To our credit the tree was an amazing deal. We loved the bark, we loved the idea of having A TREE at least. While running by the hardware store we also happened upon two yoshino cherry trees. We though the silver bark might look nice with the white of the birch. Plus 3 trees!
Step 2: Pray someone is stupid enough to help you transport it…
Oh by the way, can we get some mulch? Needless to say we had a good friend who not only helped us transport the tree, but get truck loads of mulch. Notice the ‘S’ on loads? Honestly, I have lost count of how much mulch we have used.
Step 3: Spreading mulch
Apparently, Adam has not lost track of how much mulch we used. 7 cubic yards of mulch… That is close to 3500 lbs of mulch hauled with trucks, in bags, via camels. Okay maybe not camels, but we have been hauling mulch all summer long. On the first weekend we used 3 cubic yards to make the basic beds. In a perfect world we would have had all the beds prepped with cardboard or newspaper underneath the mulch to smother the grass. However, we were flying by the seat of our pants, so we simply piled it on. Our aforementioned friend also helped us spread the mulch along the sides of the house, under the back deck, and make the nice arching and kidney shaped beds around the new trees. I was called upon to climb/crawl under the front porch to place the mulch. Pro tip: Call before you dig. In North Carolina simply dial 811. Every utility will come out and mark the lines for free. Marking the lines allowed us to plant the trees without cutting the cable to the neighborhood.
Step 4: Continue to rely on the kindness of strangers
It took most of a weekend just to complete stage one of yard transformation. Stage 1 simply involved mulching, planting trees, and planting a number of freebie plants. I put the call out on facebook and an email at work asking for anyone who was dividing perennials, had left over seeds, or just had extra plants they wanted to get rid of to let me know. I would show up shovel in hand and get the plants. Surprisingly I manged to snag a number of free plants: Lemon balm, strawberries, leaf mulch, 50+ seed packets, ornamental plum sapling, redbud sapling, various bulbs, daisies, etc. It was an amazing amount of plant love from the community.
Stage 1 Complete
To be fair, we also assembled raised beds, put in a trellis, added soil to bare patches, and seeded grass. Basically lots of manual labor.
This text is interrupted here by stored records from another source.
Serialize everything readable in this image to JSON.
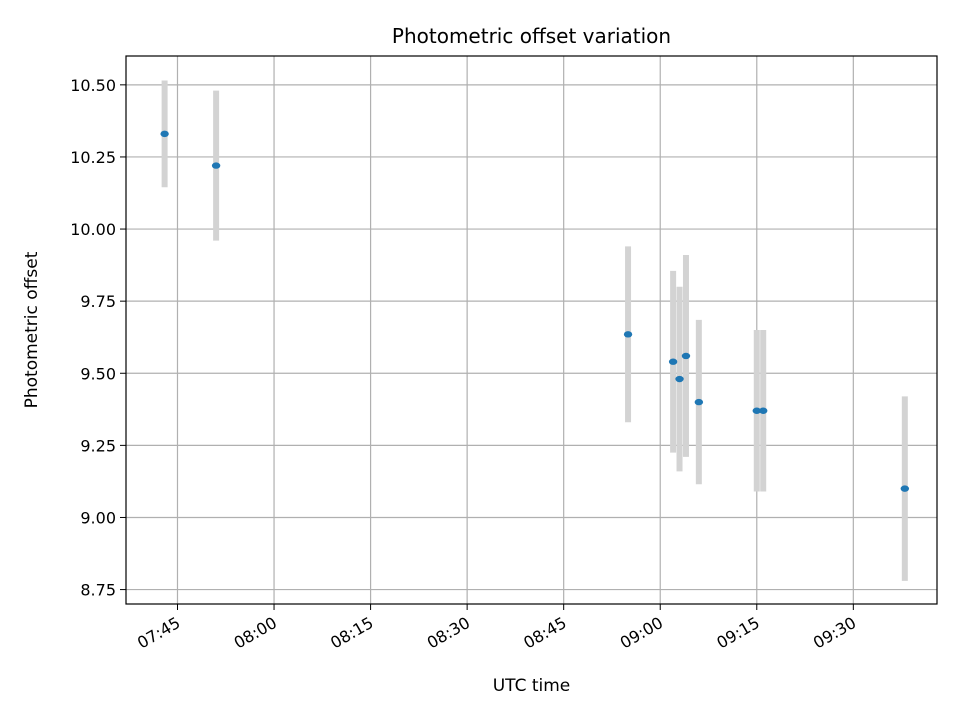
{
  "chart_data": {
    "type": "scatter",
    "title": "Photometric offset variation",
    "xlabel": "UTC time",
    "ylabel": "Photometric offset",
    "x_ticks": [
      "07:45",
      "08:00",
      "08:15",
      "08:30",
      "08:45",
      "09:00",
      "09:15",
      "09:30"
    ],
    "x_tick_minutes": [
      465,
      480,
      495,
      510,
      525,
      540,
      555,
      570
    ],
    "y_ticks": [
      "8.75",
      "9.00",
      "9.25",
      "9.50",
      "9.75",
      "10.00",
      "10.25",
      "10.50"
    ],
    "xlim": [
      "07:37",
      "09:43"
    ],
    "ylim": [
      8.7,
      10.6
    ],
    "grid": true,
    "marker_color": "#1f77b4",
    "errorbar_color": "#d3d3d3",
    "points": [
      {
        "time": "07:43",
        "y": 10.33,
        "err": 0.185
      },
      {
        "time": "07:51",
        "y": 10.22,
        "err": 0.26
      },
      {
        "time": "08:55",
        "y": 9.635,
        "err": 0.305
      },
      {
        "time": "09:02",
        "y": 9.54,
        "err": 0.315
      },
      {
        "time": "09:03",
        "y": 9.48,
        "err": 0.32
      },
      {
        "time": "09:04",
        "y": 9.56,
        "err": 0.35
      },
      {
        "time": "09:06",
        "y": 9.4,
        "err": 0.285
      },
      {
        "time": "09:15",
        "y": 9.37,
        "err": 0.28
      },
      {
        "time": "09:16",
        "y": 9.37,
        "err": 0.28
      },
      {
        "time": "09:38",
        "y": 9.1,
        "err": 0.32
      }
    ]
  }
}
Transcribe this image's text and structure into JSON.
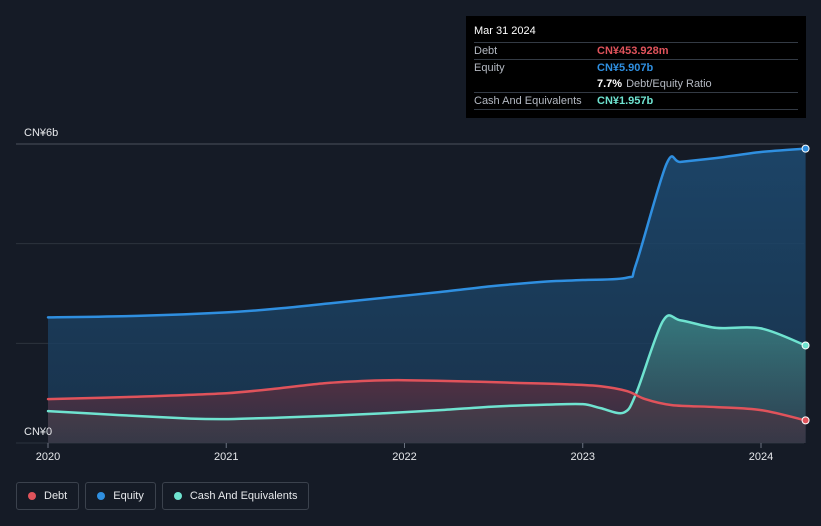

If I had only known then what I know now
Beds are great, grass is great, vegetables are great, but that is not really enough to hold down a landscape. We truly lucked soon after the beds were placed. We went to one of the big box hardware stores to pick up something (probably mulch) and walked past the clearance plants. Lo and behold they were marking tons down. I still do not know how we managed to get what we did, but we got close to $150 of annuals and perennials for $30. Finally we had something to put in the beds! Which I thought was a great plan, until I realized that I actually had to plant all of them. Which leads to:
Step 5: Collecting over time
The rest of the landscape has been a complete work in progress for the entire summer. Dig, plant, weed, seed, repeat. We picked up a beautiful Japanese maple at the WNC herb festival, worked on a chicken coop/castle (post TBD), added stepping stones for the boys. The usual lawn maintenance and gardening work. We have added a number of perennials such as blueberry bushes, blackberry vines, passionflower vines, various herbs; some gifted, some bought. Apparently, yards aren’t built in a day. Pro Tip: Find a local rock seller. A single flagstone can cost $7-$11. We got ours for about $1 a rock from a local stone dealer.
Stage 2: Complete
As the summer has progressed we now have grass for the boys to play in, vegetables for eating, and flowers to admire.
I can not stress enough that time and water are really what it takes to totally transform a yard. The hardscapes and beds have given it the frame work, but it will be a few years before all of the plants have matured enough to give a truly lush landscape. Still I am quite happy to enjoy my hard earned squash, listen to my happily clucking hens, and run my hands through the fragrant lavender.